Still, Speaker Pelosi gave it a shot. On ABC’s This Week, she told an incredulous George Stephanopolous, “The states are in terrible fiscal budget crises now,” she said, and added that “contraception . . . will reduce costs to the states and to the federal government.”
This is very revealing, and very wrong on so many levels. For starters, while I doubt that this was the Speaker’s intention, it has a strong whiff of eugenics—the attempt to “improve” the human race by reducing reproduction among certain classes of people.

The proponents of the measure aren’t concerned about upper middle-class families having more children—their concern is with poor people having children. In this respect, they are following in the footsteps of Planned Parenthood founder Margaret Sanger, whose explicit goal was to “limit and discourage the over-fertility of the mentally and physically defective”—meaning someone that wasn’t like her.

While no one talks like that today, Planned Parenthood has stated that its “core clients” are “young women, low-income women, and women of color”—the same people targeted by the stimulus proposal. The good news is that, after a public outcry, this money has been stripped out of the plan. The bad news—groups like Planned Parenthood who wanted it have been promised they’ll get it another way.

In addition to raising serious moral questions, the Speaker’s rationale really has it backwards. At the same time that Pelosi was claiming that contraception fostered economic growth, Japan’s employers are urging workers to go home earlier and, well, make babies.
As we have previously told you, Japan’s post-war economic miracle is threatened by its low birthrate. So Japanese employers are telling employees to go home and have bigger families. The Japanese have learned what Speaker Pelosi hasn’t—that “the age and growth rate of a nation help determine its economic prosperity.”

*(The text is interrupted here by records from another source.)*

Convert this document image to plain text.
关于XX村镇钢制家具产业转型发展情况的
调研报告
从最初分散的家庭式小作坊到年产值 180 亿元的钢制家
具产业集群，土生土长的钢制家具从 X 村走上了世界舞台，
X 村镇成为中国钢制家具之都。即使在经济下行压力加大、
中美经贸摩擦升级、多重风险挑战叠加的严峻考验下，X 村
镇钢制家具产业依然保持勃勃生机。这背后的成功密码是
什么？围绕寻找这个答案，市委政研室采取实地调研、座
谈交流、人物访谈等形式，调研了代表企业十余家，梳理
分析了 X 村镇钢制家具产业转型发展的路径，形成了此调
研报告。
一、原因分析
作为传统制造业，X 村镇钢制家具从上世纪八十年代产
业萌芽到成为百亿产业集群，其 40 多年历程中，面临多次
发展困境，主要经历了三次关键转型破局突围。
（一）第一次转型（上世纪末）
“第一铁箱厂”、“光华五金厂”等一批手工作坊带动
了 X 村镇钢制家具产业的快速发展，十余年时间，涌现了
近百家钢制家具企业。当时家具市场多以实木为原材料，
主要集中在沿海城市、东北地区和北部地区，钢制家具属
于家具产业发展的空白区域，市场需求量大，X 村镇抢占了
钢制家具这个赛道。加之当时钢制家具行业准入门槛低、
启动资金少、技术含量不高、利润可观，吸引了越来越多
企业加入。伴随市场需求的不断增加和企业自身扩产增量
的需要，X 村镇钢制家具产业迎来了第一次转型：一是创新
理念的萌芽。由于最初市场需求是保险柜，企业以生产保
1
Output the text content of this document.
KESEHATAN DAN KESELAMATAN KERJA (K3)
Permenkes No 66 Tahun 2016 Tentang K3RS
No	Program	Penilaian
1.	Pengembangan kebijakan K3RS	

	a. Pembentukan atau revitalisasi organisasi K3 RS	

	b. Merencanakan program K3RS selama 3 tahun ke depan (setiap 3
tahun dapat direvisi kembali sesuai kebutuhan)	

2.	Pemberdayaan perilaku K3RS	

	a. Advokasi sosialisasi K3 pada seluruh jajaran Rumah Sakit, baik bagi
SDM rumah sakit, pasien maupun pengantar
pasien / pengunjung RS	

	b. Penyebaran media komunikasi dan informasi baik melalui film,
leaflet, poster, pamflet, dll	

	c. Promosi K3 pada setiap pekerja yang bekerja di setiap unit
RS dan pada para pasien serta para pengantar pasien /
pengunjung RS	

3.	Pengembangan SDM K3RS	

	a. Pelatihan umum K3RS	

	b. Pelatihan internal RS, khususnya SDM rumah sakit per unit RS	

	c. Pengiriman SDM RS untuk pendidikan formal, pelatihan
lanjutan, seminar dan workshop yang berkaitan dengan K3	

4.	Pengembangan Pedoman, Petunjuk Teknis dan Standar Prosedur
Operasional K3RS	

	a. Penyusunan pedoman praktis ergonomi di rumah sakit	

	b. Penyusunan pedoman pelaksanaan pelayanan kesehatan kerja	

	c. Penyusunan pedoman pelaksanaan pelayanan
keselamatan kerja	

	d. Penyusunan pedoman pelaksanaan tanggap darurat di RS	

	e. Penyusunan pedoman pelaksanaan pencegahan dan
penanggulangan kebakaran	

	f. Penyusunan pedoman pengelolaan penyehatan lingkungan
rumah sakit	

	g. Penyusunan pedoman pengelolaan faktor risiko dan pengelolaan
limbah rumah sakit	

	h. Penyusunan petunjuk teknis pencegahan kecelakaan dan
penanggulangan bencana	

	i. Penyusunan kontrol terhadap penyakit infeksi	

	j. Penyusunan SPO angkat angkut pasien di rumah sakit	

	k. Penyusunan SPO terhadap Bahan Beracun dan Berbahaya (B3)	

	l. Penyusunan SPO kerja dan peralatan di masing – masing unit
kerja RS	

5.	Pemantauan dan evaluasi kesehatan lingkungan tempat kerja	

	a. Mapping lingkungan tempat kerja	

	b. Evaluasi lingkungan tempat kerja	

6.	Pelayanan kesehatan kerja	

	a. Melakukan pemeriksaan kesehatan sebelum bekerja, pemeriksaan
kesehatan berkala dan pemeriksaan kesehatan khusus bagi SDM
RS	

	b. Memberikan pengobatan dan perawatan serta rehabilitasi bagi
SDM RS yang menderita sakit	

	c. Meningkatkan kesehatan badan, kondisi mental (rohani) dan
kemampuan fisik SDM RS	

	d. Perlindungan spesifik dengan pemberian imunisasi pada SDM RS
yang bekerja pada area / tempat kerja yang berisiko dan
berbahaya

And as President Obama’s very story reminds us, tough beginnings tell us nothing about a person’s potential contributions to society. Ultimately, the issue here isn’t economics—it’s what we think about man. Is he the crown of creation, or merely another animal that frankly, the world could use a lot fewer of? Increasingly, many people think the latter and are acting on that belief.

3 comments:

Brook B. said...

I was listening to a local talk radio show this Sat. when they played back the audio of Nancy Pelosi discussing this and I almost went off the road in shock. I told my husband that she finally hit the last nerve with me. She wants to reduce the population through conception yet we have all of these houses that need buyers, and all of these cars that need buyers and the only thing that will help that is MORE PEOPLE. Scary to think that this is who our President is surronded by daily.

D.Richmond said...

Very wise words and eloquently stated. Thank you.

John, Sandra and Sofia Seaman said...

I'm embarrased she calls herself a Catholic. It is scary how our govertment is changing. But God is in control and that gives me peace.